Department of Psychosocial Resources, Tom Baker Cancer Centre, Calgary, Alberta, Canada.
Psychooncology. 2013 Aug;22(8):1880-8. doi: 10.1002/pon.3223. Epub 2012 Nov 12.
This randomized controlled trial examined the impact of an online routine screening for distress program on physical symptoms and common psychosocial and practical problems in lung cancer outpatients.
Patients were randomly assigned to either the minimal screening group (the Distress Thermometer plus usual care); full screening group (Distress Thermometer, Canadian Problem Checklist (CPC), Pain Thermometer, Fatigue Thermometer, and the Psychological Screen for Cancer Part C, with a personalized report summarizing concerns); or triage (full screening plus option of personalized phone triage). Outcomes included pain, fatigue and psychosocial, practical and physical problems. Patients were reassessed 3 months later.
A total of 549 lung patients completed baseline measures (89% of eligible patients) and 65.9% were retained at 3 months. At 3 months follow-up, significantly fewer patients in the triage group (32.1%) reported pain compared with the minimal screening group (49.6%), but the triage and full screening groups were not significantly different from one another. Patients in the triage group reported fewer problems with coping compared with the minimal and full screening groups and fewer problems with family conflict compared with the minimal screening group. Full screening patients reported fewer problems with breathlessness compared with the minimal screening group. No differences were found among groups in fatigue. Referrals were not associated with changes in outcomes over time.

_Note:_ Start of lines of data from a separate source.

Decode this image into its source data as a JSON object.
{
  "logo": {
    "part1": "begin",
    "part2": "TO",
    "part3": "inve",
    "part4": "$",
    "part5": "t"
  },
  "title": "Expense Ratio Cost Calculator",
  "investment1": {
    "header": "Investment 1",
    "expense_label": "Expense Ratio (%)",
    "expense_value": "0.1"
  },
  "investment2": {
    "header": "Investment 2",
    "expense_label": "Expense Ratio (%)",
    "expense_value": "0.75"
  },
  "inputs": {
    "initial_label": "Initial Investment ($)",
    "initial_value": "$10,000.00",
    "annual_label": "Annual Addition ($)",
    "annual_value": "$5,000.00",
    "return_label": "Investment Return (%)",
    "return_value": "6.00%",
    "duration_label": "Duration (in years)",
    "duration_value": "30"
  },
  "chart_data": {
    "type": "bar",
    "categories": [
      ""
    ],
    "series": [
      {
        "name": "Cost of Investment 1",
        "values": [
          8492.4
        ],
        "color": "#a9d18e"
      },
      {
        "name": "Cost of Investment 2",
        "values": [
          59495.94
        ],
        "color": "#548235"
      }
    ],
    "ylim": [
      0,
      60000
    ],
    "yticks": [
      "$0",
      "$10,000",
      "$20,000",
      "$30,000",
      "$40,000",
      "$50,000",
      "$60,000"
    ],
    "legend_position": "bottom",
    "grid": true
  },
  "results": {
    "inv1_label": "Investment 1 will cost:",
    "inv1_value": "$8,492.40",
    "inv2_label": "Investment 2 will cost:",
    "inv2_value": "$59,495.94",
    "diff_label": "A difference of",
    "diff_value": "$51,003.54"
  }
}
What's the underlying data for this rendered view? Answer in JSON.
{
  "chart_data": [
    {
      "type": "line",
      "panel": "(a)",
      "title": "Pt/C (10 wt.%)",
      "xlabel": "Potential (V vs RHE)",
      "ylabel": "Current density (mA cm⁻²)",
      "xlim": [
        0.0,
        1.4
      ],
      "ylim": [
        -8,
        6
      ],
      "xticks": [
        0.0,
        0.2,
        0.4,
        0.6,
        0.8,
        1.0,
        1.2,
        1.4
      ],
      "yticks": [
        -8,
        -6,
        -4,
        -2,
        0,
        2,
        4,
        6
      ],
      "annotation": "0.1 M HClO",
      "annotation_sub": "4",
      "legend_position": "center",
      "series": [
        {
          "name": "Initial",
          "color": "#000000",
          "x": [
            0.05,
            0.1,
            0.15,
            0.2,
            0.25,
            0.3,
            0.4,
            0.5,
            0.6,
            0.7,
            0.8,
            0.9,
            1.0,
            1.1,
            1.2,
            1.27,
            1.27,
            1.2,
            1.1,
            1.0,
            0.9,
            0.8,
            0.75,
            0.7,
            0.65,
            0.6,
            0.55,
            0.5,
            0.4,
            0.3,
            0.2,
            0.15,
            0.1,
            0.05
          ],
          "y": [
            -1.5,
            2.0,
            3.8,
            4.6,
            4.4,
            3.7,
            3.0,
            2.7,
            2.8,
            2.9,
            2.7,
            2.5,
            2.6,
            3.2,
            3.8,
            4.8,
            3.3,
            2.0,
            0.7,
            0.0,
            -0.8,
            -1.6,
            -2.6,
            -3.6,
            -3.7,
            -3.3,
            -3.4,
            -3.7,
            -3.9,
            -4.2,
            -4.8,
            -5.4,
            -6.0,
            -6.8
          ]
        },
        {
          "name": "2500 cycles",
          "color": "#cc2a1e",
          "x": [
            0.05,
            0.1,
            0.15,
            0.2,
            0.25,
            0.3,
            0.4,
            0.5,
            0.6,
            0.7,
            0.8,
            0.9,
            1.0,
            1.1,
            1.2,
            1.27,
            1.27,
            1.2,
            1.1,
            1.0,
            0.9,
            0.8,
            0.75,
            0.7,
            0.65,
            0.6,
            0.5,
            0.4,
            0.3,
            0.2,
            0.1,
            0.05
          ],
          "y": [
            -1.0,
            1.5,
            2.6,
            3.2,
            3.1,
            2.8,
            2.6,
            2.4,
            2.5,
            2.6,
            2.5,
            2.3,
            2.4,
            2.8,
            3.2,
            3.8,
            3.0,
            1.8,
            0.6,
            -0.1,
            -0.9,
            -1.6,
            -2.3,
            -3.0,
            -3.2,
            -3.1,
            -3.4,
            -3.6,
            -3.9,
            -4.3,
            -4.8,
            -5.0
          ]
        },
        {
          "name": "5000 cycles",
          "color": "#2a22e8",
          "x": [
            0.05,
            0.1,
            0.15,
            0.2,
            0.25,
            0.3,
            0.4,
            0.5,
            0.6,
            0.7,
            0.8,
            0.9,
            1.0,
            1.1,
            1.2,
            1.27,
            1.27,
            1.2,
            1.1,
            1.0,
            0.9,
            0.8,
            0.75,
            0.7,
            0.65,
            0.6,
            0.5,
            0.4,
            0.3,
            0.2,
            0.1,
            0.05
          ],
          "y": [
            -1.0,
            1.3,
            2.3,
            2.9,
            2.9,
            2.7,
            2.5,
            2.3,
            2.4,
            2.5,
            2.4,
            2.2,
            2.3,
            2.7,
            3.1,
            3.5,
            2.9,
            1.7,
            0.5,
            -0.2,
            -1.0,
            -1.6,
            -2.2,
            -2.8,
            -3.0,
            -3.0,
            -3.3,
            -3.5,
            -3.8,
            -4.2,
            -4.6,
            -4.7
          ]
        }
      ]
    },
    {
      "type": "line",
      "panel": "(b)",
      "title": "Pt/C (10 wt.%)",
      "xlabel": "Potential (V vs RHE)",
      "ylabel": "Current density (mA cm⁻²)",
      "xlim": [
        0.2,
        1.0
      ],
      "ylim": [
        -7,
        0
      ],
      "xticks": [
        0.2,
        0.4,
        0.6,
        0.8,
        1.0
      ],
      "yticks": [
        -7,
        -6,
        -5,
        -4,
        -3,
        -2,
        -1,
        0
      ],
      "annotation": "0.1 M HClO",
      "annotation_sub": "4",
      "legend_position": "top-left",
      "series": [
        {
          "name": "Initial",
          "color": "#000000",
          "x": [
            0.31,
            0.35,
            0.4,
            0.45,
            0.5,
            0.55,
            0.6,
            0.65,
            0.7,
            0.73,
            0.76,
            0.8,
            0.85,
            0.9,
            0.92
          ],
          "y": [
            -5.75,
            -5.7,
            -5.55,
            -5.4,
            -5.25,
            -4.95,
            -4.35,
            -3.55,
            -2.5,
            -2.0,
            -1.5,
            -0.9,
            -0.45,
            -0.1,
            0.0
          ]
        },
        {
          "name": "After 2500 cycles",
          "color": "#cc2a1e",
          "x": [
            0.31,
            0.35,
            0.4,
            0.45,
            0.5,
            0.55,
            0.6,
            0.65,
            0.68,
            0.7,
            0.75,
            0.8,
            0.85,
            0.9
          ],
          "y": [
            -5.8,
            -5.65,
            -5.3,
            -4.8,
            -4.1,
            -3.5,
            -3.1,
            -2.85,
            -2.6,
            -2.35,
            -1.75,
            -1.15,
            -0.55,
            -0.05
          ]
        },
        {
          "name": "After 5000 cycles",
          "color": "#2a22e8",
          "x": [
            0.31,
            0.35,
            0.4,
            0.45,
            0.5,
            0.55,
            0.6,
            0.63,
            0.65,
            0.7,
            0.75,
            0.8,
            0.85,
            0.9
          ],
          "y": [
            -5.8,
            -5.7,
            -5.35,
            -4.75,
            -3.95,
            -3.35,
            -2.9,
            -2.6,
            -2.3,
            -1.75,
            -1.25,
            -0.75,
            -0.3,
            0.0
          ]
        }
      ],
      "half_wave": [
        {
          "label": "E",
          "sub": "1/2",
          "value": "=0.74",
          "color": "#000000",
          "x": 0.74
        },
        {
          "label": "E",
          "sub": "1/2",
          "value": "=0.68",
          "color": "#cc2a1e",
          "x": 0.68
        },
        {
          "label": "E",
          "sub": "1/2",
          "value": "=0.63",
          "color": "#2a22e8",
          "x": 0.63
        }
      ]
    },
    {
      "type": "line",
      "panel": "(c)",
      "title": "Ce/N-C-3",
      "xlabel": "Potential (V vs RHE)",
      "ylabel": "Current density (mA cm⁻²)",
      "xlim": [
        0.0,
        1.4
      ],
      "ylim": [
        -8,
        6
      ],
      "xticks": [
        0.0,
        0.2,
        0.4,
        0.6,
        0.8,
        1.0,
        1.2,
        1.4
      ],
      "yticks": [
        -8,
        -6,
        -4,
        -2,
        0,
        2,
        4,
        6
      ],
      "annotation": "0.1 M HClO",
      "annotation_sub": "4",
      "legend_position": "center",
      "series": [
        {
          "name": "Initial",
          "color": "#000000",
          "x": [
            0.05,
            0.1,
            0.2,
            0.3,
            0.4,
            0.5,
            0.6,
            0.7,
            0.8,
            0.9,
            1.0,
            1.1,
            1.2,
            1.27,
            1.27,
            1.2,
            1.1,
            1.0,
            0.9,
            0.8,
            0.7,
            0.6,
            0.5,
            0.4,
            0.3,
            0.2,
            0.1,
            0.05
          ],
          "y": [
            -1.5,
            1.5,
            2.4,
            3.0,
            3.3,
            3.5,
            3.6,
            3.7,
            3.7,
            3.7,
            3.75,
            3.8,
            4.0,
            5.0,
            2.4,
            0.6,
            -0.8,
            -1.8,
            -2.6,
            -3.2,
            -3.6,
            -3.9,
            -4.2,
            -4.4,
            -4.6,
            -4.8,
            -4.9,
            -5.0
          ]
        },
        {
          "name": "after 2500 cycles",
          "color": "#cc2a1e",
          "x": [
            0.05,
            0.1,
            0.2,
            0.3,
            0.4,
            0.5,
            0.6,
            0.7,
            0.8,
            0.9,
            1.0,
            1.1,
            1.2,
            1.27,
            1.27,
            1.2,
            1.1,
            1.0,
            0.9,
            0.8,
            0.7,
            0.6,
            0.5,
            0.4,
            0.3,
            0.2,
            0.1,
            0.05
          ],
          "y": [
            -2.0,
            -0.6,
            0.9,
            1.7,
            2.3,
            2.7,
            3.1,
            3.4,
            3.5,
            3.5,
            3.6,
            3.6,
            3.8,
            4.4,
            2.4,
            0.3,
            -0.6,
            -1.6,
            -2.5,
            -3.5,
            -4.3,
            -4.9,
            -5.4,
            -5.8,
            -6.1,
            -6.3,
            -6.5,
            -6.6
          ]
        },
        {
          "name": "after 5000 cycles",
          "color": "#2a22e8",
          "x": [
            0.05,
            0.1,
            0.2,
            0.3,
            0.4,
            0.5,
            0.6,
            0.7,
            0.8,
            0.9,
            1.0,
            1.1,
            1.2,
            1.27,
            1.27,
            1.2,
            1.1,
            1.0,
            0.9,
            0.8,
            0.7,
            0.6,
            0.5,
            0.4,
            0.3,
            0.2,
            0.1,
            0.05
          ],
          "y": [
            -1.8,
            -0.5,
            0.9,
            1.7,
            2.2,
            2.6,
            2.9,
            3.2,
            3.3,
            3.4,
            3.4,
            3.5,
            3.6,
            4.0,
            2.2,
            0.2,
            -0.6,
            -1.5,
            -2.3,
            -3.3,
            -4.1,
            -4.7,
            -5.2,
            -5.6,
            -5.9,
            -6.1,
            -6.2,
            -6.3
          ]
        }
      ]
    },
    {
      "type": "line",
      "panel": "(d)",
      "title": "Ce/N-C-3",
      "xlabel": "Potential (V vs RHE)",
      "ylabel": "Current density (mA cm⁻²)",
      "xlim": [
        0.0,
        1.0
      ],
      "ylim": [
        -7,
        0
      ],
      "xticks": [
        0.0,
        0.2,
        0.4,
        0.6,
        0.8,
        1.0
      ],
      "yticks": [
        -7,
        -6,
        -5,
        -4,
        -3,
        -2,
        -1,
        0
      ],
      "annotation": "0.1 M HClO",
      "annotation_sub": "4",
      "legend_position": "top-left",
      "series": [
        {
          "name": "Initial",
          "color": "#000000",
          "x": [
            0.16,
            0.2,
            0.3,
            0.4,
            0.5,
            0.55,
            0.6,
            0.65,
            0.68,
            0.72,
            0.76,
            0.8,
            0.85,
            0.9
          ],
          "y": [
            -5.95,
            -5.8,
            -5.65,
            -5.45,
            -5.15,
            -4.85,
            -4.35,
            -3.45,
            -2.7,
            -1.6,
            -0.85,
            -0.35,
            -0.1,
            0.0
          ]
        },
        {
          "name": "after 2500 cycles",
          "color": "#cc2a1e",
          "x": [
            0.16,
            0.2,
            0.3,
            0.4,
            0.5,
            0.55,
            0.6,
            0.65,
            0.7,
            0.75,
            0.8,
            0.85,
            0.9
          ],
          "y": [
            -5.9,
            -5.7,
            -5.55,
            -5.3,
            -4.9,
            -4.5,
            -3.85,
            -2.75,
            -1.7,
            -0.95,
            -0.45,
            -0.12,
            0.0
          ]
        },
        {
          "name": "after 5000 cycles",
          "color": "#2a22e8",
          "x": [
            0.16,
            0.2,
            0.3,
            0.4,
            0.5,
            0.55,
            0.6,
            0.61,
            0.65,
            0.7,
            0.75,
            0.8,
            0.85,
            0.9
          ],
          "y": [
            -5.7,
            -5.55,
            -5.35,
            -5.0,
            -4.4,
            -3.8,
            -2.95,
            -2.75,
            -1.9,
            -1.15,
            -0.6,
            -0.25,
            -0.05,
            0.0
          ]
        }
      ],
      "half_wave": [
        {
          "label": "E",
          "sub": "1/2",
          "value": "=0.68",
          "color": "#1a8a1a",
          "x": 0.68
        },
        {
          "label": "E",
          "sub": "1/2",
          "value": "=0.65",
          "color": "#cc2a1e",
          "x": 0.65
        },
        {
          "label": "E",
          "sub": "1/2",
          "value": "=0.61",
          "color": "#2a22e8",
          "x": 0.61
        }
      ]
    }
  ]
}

Routine screening for distress followed by personalized triage resulted in the most benefit for lung patients, with fewer fully screened and triaged patients reporting physical symptoms and psychosocial problems than those only minimally screened.
本随机对照试验研究了在线常规筛查程序对肺癌门诊患者的躯体症状以及常见心理社会和实际问题的影响。
患者被随机分配到最小筛查组(苦恼温度计+常规护理);全面筛查组(苦恼温度计、加拿大问题清单(CPC)、疼痛温度计、疲劳温度计和癌症心理筛查部分 C,附有总结患者关切的个性化报告);或分诊(全面筛查+个性化电话分诊选项)。结果包括疼痛、疲劳和心理社会、实际和躯体问题。患者在 3 个月后再次进行评估。
共有 549 名肺癌患者完成了基线测量(合格患者的 89%),65.9%在 3 个月后保留。在 3 个月的随访中,与最小筛查组(49.6%)相比,分诊组(32.1%)报告疼痛的患者明显减少,但分诊组和全面筛查组之间无显著差异。与最小和全面筛查组相比,分诊组的患者在应对方面报告的问题较少,与最小筛查组相比,在家庭冲突方面报告的问题较少。全面筛查组患者报告的呼吸困难问题比最小筛查组少。在疲劳方面,各组之间没有差异。转介与随时间变化的结果改善无关。
对苦恼进行常规筛查,然后进行个性化分诊,对肺癌患者最有益,与仅进行最小筛查的患者相比,接受全面筛查和分诊的患者报告的躯体症状和心理社会问题更少。